But I believe nobody knows better than he that herein he consults his ease rather than his strength or his desire. He is very well convinced that the great moments of life are those in which his own house, his own body, the tritest and nearest ways and words and things have been illuminated into prophets and teachers. What else is it to be a poet? What are his garland and singing-robes? What but a sensibility so keen that the scent of an elder-blow, or the timber-yard and corporation-works of a nest of pismires is event enough for him,—all emblems and personal appeals to him. His wreath and robe is to do what he enjoys; emancipation from other men's questions, and glad study of his own; escape from the gossip and routine of society, and the allowed right and practice of making better. He does not give his hand, but in sign of giving his heart; he is not affable with all, but silent, uncommitted, or in love, as his heart leads him. There is no subject that does not belong to him,—politics, economy, manufactures and stock-brokerage, as much as sunsets and souls; only, these things, placed in their true order, are poetry; displaced, or put in kitchen order, they are unpoetic. Malthus is the right organ of the English proprietors; but we shall never understand political economy until Burns or Béranger or some poet shall teach it in songs, and he will not teach Malthusianism.
Poetry is the gai science. The trait and test of the poet is that he builds, adds, and affirms. The critic destroys: the poet says nothing but what helps somebody; let others be distracted with cares, he is exempt. All their pleasures are tinged with pain. All his pains are edged with pleasure. The gladness he imparts he shares. As one of the old Minnesingers sung,—
“Oft have I heard, and now believe it true,Whom man delights in, God delights in too.”Poetry is the consolation of mortal men. They live cabined, cribbed, confined in a narrow and trivial lot,—in wants, pains, anxieties and superstitions, in profligate politics, in personal animosities, in mean employments,—and victims of these; and the nobler powers untried, unknown. A poet comes who lifts the veil; gives them glimpses of the laws of the universe; shows them the circumstance as illusion; shows that nature is only a language to express the laws, which are grand and beautiful;—and lets them, by his songs, into some of the realities. Socrates, the Indian teachers of the Maia, the Bibles of the nations, Shakspeare, Milton, Hafiz, Ossian, the Welsh Bards;—these all deal with nature and history as means and symbols, and not as ends. With such guides they begin to see that what they had called pictures are realities, and the mean life is pictures. And this is achieved by words; for it is a few oracles spoken by perceiving men that are the texts on which religions and states are founded. And this perception has at once its moral sequence. Ben Jonson said, “The principal end of poetry is to inform men in the just reason of living.”
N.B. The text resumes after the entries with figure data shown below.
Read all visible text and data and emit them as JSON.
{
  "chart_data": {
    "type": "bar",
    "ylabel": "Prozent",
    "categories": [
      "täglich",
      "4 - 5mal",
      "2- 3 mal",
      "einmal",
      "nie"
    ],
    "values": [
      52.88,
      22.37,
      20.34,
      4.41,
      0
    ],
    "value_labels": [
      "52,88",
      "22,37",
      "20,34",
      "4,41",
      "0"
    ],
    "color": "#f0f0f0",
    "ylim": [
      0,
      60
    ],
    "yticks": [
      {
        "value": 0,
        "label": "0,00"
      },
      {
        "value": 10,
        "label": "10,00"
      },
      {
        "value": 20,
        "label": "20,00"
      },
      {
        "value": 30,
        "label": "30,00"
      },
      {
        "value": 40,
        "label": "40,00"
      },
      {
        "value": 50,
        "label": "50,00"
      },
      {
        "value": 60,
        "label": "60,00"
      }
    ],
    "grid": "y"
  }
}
Creation.—But there is a third step which poetry takes, and which seems higher than the others, namely, creation, or ideas taking forms of their own,—when the poet invents the fable, and invents the language which his heroes speak. He reads in the word or action of the man its yet untold results. His inspiration is power to carry out and complete the metamorphosis, which, in the imperfect kinds arrested for ages, in the perfecter proceeds rapidly in the same individual. For poetry is science, and the poet a truer logician. Men in the courts or in the street think themselves logical and the poet whimsical. Do they think there is chance or wilfulness in what he sees and tells? To be sure, we demand of him what he demands of himself,—veracity, first of all. But with that, he is the lawgiver, as being an exact reporter of the essential law. He knows that he did not make his thought,—no, his thought made him, and made the sun and the stars. Is the solar system good art and architecture? the same wise achievement is in the human brain also, can you only wile it from interference and marring. We cannot look at works of art but they teach us how near man is to creating. Michel Angelo is largely filled with the Creator that made and makes men. How much of the original craft remains in him, and he a mortal man! In him and the like perfecter brains the instruct is resistless, knows the right way, is melodious, and at all points divine.